The example is… not the best: if you’re checking if two pages are identical, you should match up each byte and compare them byte for byte. Hashing just adds an extra step: you’re going to need to read every byte anyway!
unless the file is very small (in which case a simple download by HTTP(S) or read via network filesystem may be faster than negotiating a SSH connection and running the remote hash command). In either case accessing a pre-computed hash of the remote content will likely be faster than both options, assuming a stored hash exists and you are looking to verify your local copy.
Yup. A better example might be something like assigning all the letters a number value (a 1, b 2, ...) and then summing all of them. It's important that the analogy be simple to comprehend but it should still be, well, analogous to the real process.
Hi js2! I do it in the immediate next section, "Improving the algorithm" (take all the letters and assign a number value). Do you think there's a way I can improve that part or say that better?
I try to ramp it up from a loose anology to slowly model the actual working (although I'm no expert on that!)

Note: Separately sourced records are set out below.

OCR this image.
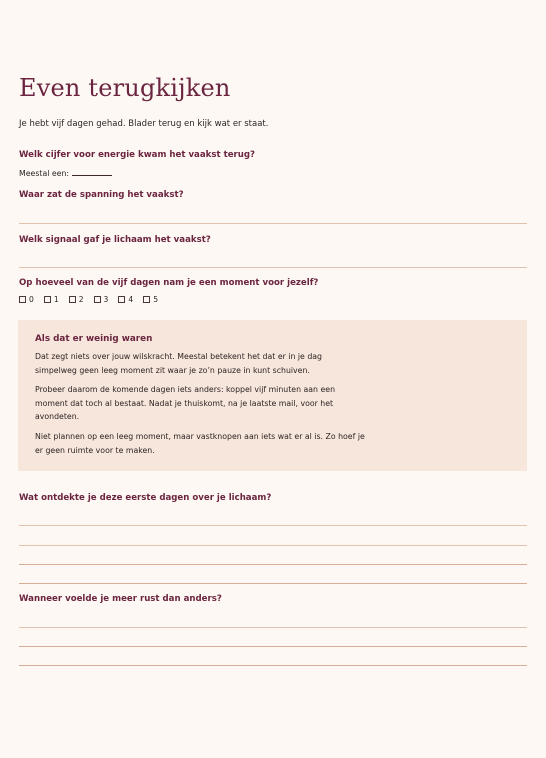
Even terugkijken
Je hebt vijf dagen gehad. Blader terug en kijk wat er staat.

Welk cijfer voor energie kwam het vaakst terug?

Meestal een:

Waar zat de spanning het vaakst?

Welk signaal gaf je lichaam het vaakst?

Op hoeveel van de vijf dagen nam je een moment voor jezelf?

0	1	2	3	4	5
Als dat er weinig waren
Dat zegt niets over jouw wilskracht. Meestal betekent het dat er in je dag simpelweg geen leeg moment zit waar je zo’n pauze in kunt schuiven.
Probeer daarom de komende dagen iets anders: koppel vijf minuten aan een moment dat toch al bestaat. Nadat je thuiskomt, na je laatste mail, voor het avondeten.
Niet plannen op een leeg moment, maar vastknopen aan iets wat er al is. Zo hoef je er geen ruimte voor te maken.

Wat ontdekte je deze eerste dagen over je lichaam?

Wanneer voelde je meer rust dan anders?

Given this is for a non-tech audience I think this is reasonable. It basically talks about it being a lossy encoding of things that represent the original. Also, if the words / chars were stored as an array or string already you wouldn’t need to read every byte.
Hello Vore!
Yes, of course. I wrote this for a few non technical friends - a simple example they can relate to (like we skim docs) seemed like the best way to start off without scaring them off the article :P
The webpage example does a good job of setting the stage for passwords. You definitely do not want to compare passwords that way unless you are trying to create a textbook timing vulnerability.
This is misleading because it only covers message digest hashing, presenting that as being the definition of hashing "what hashing is".

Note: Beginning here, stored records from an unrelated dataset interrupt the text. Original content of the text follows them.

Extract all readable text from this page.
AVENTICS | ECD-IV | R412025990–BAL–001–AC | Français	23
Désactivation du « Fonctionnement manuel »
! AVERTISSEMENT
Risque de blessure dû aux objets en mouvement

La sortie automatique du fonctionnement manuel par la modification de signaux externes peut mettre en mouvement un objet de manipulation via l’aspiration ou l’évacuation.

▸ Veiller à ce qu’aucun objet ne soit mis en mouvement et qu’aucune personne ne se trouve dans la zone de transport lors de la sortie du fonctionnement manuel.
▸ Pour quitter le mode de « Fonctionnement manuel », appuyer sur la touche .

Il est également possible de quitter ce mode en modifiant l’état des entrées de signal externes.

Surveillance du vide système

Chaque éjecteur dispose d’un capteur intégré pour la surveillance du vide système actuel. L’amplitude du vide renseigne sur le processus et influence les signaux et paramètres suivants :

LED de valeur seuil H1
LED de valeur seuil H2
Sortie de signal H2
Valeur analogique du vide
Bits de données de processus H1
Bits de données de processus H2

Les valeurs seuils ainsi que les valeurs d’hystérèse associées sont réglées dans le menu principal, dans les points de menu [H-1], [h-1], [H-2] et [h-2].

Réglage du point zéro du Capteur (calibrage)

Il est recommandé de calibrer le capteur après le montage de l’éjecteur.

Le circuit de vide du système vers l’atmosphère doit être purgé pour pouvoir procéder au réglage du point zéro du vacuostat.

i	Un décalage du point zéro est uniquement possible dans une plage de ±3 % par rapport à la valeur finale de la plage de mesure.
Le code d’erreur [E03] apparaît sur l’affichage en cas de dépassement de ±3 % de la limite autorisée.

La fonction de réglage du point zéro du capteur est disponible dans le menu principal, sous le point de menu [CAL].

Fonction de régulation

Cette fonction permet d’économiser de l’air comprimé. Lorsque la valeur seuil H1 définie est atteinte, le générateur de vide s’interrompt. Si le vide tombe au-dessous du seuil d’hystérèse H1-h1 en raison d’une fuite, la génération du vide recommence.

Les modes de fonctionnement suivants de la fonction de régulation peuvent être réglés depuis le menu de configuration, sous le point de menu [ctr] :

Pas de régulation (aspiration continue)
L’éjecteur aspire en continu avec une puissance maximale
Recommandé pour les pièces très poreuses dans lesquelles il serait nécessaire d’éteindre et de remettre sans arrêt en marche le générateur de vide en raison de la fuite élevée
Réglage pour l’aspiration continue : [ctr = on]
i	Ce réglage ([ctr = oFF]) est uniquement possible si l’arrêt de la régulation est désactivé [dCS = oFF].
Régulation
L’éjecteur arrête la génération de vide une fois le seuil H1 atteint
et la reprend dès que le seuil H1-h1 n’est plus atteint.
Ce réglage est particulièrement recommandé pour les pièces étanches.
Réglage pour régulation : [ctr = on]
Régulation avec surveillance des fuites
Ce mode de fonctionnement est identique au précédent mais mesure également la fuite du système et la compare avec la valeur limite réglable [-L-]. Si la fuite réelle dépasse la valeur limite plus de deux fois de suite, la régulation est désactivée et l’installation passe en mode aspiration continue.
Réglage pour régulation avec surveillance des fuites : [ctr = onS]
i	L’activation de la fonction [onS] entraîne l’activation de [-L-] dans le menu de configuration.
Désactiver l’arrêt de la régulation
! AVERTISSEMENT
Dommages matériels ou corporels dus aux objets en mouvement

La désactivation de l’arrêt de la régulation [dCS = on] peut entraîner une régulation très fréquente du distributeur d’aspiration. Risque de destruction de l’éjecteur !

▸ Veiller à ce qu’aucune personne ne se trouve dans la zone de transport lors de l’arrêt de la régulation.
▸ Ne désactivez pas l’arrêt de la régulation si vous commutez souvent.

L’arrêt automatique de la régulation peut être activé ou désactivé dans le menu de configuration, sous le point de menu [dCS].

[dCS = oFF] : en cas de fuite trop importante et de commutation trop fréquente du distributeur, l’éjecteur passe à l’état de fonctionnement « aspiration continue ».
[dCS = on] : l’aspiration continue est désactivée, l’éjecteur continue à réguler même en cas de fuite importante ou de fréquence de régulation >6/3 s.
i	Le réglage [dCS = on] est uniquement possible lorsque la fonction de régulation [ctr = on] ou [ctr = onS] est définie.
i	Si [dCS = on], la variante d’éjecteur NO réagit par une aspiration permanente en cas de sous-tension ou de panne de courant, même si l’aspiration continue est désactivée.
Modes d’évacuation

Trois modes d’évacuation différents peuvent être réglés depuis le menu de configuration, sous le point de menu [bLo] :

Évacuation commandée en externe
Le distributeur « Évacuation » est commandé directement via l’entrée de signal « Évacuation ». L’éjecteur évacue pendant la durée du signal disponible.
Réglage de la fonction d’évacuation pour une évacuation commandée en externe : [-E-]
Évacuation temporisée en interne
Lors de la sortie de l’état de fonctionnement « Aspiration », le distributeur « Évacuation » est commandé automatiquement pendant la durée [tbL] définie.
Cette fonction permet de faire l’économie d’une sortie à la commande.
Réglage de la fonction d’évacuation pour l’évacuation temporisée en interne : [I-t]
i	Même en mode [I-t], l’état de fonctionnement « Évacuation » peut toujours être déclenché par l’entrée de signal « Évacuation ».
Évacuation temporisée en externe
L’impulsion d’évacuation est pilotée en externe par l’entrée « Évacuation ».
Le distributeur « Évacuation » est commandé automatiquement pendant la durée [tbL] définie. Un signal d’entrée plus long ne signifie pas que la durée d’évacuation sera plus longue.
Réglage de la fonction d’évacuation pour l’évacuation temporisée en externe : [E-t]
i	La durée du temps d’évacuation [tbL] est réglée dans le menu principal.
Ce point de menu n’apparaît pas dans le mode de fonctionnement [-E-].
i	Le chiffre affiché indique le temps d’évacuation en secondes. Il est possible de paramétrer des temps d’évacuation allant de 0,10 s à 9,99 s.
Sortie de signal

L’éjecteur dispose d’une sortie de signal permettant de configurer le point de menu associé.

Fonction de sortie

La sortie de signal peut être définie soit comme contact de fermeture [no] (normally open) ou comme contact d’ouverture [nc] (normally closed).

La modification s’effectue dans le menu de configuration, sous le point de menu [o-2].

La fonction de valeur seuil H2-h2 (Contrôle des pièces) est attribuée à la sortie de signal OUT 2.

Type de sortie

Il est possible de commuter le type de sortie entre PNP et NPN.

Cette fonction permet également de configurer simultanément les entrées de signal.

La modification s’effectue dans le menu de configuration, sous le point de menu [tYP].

The other important hashing is the reduction of an object of any kind (including, but not limited to texts) being used as a key, to a numeric code (usually fitting into a single machine word) to be used as an index for fast look up in a "hash table" data structure.
This is related to testing whether two things are the same, but the security aspect isn't important. More important is the aspect that the hash code is exploited as an integer in order to jump to the right bucket or starting point in the hash table.
By the way, the credit for hashing (the indexing technique for quickly finding items in a data set, not message digests) belongs to some person in China.
I never see this mentioned. For instance, look at the Wikipedia page on hashing; mainly some 20th century white dudes are mentioned there, and one A. D. Linh (Vietnamese-looking name) is credited with open addressing.
However, decades before that, Chinese character dictionaries used step-by-step algorithms for finding chinese characters in a dictionary, which are identical to hashing.
First you examine the character according to a list of precise rules, which have various cases. The cases assign numbers to parts of the character according to structural features, and those numbers are then combined to form a code, such as the "four corner code".
From the code, you can proceed directly to a page of the dictionary, where you search through a short list of characters that have the same code.
Unless there is prior art for that, that is where the credit lies.
"The Four-Corner Method was invented in the 1920s by Wang Yunwu, the editor in chief at Commercial Press Ltd., China. It was based on experiments by Lin Yutang and others."
The significant thing about the prior art also is that it was hashing non-textual, but rather graphical objects. A chinese character is text, of course, but the hashing method treats the features graphically. It's not looking at the etymologically correct radicals and components and using their individual code values, but purely visual features like crossings, boxes and dots.
Before the Four Corner method, there were existing numeric lookup methods for dictionaries, like using the 214 Kangxi radicals. That also a kind of proto-hashing method. However, the hashing function is difficult (you have to already know which part of the character is considered the radical and which radical that is under variation). The number of buckets is pretty large, resulting in long searches. The Four Corner Method is a refinement: you can hash any character without knowing what it its radical, and the code space is decently large to reduce the searching through collisons.
Hello there! Author here. Just a small guide for non-technical people about hashing - a small seemingly scary word, but understanding that could potentially make so many other things click.
I've been hashing files for years but just recently heard it used by an old radio geek use it as slang for noise, which suddenly made a lot of sense etymologically - a hash function takes structure and turns it into noise. Onions and potatoes optional.
The first thing that comes to mind is adding all the characters in the input. It's easy to understand how if the values for two inputs are different then necessarily the two inputs are different.
Also, technically bcrypt is not a general hash algorithm, but rather a password-hash construction. Where SHA1 and MD5 are primitives that can be used in arbitrary crypt constructions, bcrypt is already a construction specialized for passwords. You wouldn't (or at least shouldn't) hash a file with bcrypt.